Proxmox Ceph Configuration Issue – MON Timeout on Second and Third Node

Oct 25, 2024
3
0
1
Hello,

I’m currently trying to set up a Ceph cluster on three HP DL380 G11 servers.
  • OS drives: 2 × 480 GB SSD (RAID) per node
  • Ceph/VM drives: 4 × 800 GB SAS 24 Gb SSDs per node (JBOD)
  • Proxmox version: 9.0.3
  • Management network: 10.10.0.x (1 Gbps LAN)
  • Ceph Public network: 10.11.0.x (100 Gbps via Intel 810-C NICs)
  • Ceph Cluster network: 10.12.0.x (100 Gbps via Intel 810-C NICs)
  • The two Ceph networks are configured on bond0 (two ports of the Intel 810-C NIC) using Linux VLANs.
  • I can successfully ping all three hosts on all three networks.

  1. I created the Proxmox cluster and joined all three nodes (pve01, pve02, pve03) successfully.
  2. I installed Ceph on the first node (pve01) — installation works without issues.
  3. When I install Ceph on the second node (pve02) and try to add a MON, I get a timeout during the MON creation.
  4. The exact same issue occurs on the third node (pve03).
  5. Both the Web GUI and the CLI return a timeout when trying to create a MON on pve02 and pve03.

Conifugration file pve01 (that is visible on pve02 and pve03):

[global]
auth_client_required = cephx
auth_cluster_required = cephx
auth_service_required = cephx
cluster_network = 10.12.0.0/24
fsid = xxxx-xxxx-xxxx-xxxx-xxxxxxxxxxxx
mon_allow_pool_delete = true
mon_host = 10.11.0.1
ms_bind_ipv4 = true
ms_bind_ipv6 = false
osd_pool_default_min_size = 2
osd_pool_default_size = 3
public_network = 10.11.0.0/24
[client]
keyring = /etc/pve/priv/$cluster.$name.keyring
[client.crash]
keyring = /etc/pve/ceph/$cluster.$name.keyring
[mon.pve01]
 
Hello,
if your firewall on Datacenter level is enabled, you will need to created a rule for the Ceph traffic.
Simplest version would be like that:

1761119212579.png
 
  • Like
Reactions: gurubert
Thank you for your reply.

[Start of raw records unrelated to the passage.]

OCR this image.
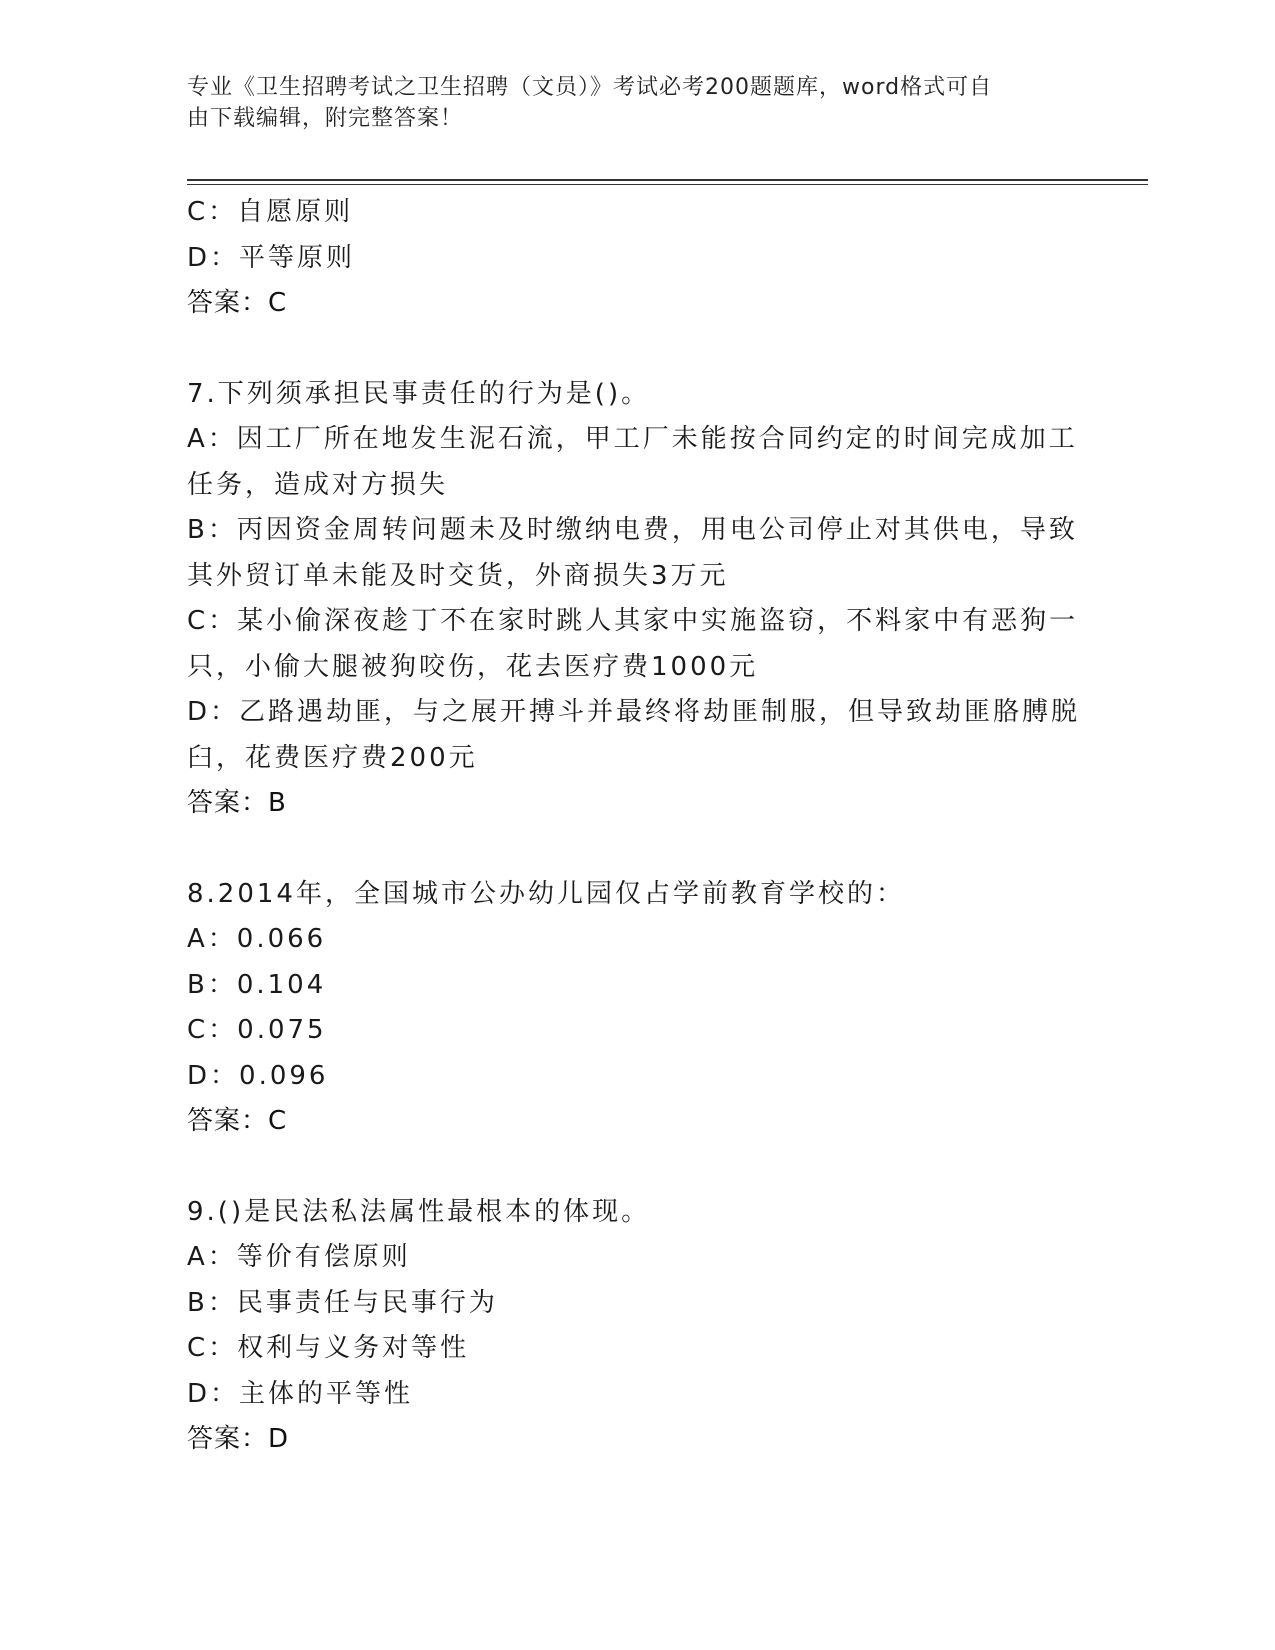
专业《卫生招聘考试之卫生招聘（文员）》考试必考200题题库，word格式可自
由下载编辑，附完整答案！
C：自愿原则
D：平等原则
答案：C
7.下列须承担民事责任的行为是()。
A：因工厂所在地发生泥石流，甲工厂未能按合同约定的时间完成加工
任务，造成对方损失
B：丙因资金周转问题未及时缴纳电费，用电公司停止对其供电，导致
其外贸订单未能及时交货，外商损失3万元
C：某小偷深夜趁丁不在家时跳人其家中实施盗窃，不料家中有恶狗一
只，小偷大腿被狗咬伤，花去医疗费1000元
D：乙路遇劫匪，与之展开搏斗并最终将劫匪制服，但导致劫匪胳膊脱
臼，花费医疗费200元
答案：B
8.2014年，全国城市公办幼儿园仅占学前教育学校的：
A：0.066
B：0.104
C：0.075
D：0.096
答案：C
9.()是民法私法属性最根本的体现。
A：等价有偿原则
B：民事责任与民事行为
C：权利与义务对等性
D：主体的平等性
答案：D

I have disabled the firewalls on all hosts, but it still didn’t work. I strongly suspect that the issue is related to the 100 Gbps connection — more specifically the VLAN networks I selected for the public and cluster traffic. I just ran a test on the same servers over the regular LAN network, and everything worked fine there. (I can still ping all hosts between each other over the VLANs for both the public and cluster networks.)